Db::install_exit_flush registers a durable database to be flushed when the process receives SIGINT or SIGTERM. It flushes exactly once, on the way out — NOT on every put — so the hot write path stays hot.

§Design

  • Opt-in. A library that unilaterally seizes signal handlers would trample a host application’s own shutdown logic, so the core never installs this implicitly. The napi (nedb-node) and pyo3 (nedb-py) open() paths call it for durable databases — so Node and Python embedders get flush-on-exit for free — and Rust applications call it explicitly. nedbd keeps its own tokio graceful-shutdown handler and does not use this.

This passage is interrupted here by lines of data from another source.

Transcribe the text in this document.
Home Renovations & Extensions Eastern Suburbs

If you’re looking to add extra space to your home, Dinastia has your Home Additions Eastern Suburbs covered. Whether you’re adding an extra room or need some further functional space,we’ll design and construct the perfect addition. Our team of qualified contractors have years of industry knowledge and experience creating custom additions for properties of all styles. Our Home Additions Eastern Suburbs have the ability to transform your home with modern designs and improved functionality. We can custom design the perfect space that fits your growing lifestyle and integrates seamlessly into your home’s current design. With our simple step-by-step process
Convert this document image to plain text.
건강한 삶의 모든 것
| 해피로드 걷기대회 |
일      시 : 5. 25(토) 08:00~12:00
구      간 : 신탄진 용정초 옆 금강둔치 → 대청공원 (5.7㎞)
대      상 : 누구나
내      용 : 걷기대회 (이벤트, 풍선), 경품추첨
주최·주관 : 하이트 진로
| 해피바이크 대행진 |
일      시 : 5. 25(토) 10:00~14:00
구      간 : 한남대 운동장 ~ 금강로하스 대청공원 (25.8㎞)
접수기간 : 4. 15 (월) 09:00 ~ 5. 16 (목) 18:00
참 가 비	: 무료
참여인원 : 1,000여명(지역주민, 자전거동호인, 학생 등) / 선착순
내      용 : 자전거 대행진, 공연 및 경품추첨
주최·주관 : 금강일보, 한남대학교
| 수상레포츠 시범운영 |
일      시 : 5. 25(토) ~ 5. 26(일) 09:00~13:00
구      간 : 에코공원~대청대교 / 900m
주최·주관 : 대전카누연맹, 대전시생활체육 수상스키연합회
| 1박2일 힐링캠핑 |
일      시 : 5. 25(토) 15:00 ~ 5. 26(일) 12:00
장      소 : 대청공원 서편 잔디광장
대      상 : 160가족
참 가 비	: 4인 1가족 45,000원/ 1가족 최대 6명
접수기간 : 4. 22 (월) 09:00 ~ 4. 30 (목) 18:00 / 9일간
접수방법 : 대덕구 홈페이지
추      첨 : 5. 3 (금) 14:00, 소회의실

  • Async-signal-safe. The installed handler does exactly one thing: a non-blocking write(2) of the signal number to a self-pipe (write is on the POSIX async-signal-safe list). A dedicated reader thread blocks on the read end; when woken it runs flush_all() on every registered database from a normal thread context (locks, allocation and file I/O are all safe there), restores the signal’s default disposition, and re-raises it so the process terminates with the correct 128 + signum status.

  • Idempotent. The handler and reader thread are installed once per process; each subsequent call just registers another database. In-memory (:memory:) databases are ignored — there is nothing to flush.

  • Weak references. The registry holds Weak<Db>, so a registered database that is otherwise dropped is not kept alive (no leak) and is pruned on the next flush pass.